Altri erranti aggiungesti
A quegli tù sù doue
Per quei vani celesti
Và con rai sì benigni errando Gioue.
E vedi in forme noue
Chi sù men pronto suole
Mouersi in giro, e chi precorre il Sole.
E di quei rai sù fissi
Tanti gir ne mirasti
Per quegli immensi abissi,
Ch'occhio non v'è ch'a numerargli basti.
In quei confin sì vasti
Tanti il Ciel ne contiene,
Che pon del mar quasi adeguar l'arene.
Cedanti pure il vanto
Quei noui Tifi arditi,
Che glorioso han tanto
Perchè scoprir mari nouelli, e liti:
Poiche tu non additi
Terre quaggiù nouelle,
Ma nel sublime Ciel lucenti Stelle.
Nouelli solo à noi
Quei discopriro Imperi,
Non già noui àgli Eoi,
Che là per gli ondeggianti lor sentieri
Giunti v'eran primieri:
Ma scopri tù più scaltro,
Orbi à ciascun nouelli, e pria d'ogn'altro.

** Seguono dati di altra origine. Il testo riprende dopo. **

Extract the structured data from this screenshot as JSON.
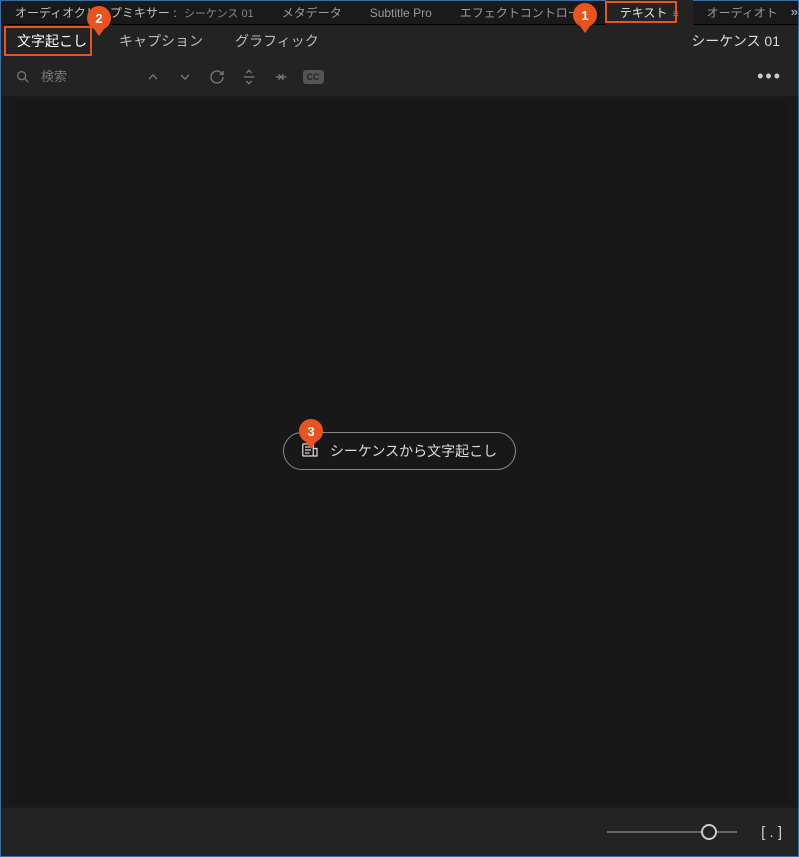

Molto a te l'huom, per tali
Trouati obietti, deue;
Ei co' tuoi vetri frali
Sen và fin presso al Ciel, spedito, e lieue;
Molto il Ciel, che riceue
Da te beltà più chiare,
Più nel sen luci, e in maggior forma appare.
E s'à spiar la via
Non giuan gli occhi tui
Del alto Ciel, qual pria
Ei fora ancor: tu sei, ch'i globi sui
Celati prima à nui,
Orni con auree chiome,
E lor dai moto, e loco, e vanto, e nome.
Onde se da la vista
De le tue luci accorte
Tante 'l Ciel pompe acquista,
Ei non permetterà, ch'vnqua t'apporte
Il fosco oblìo la morte;
Ma fin che gira intorno
Splenderai tu d'illustre gloria adorno.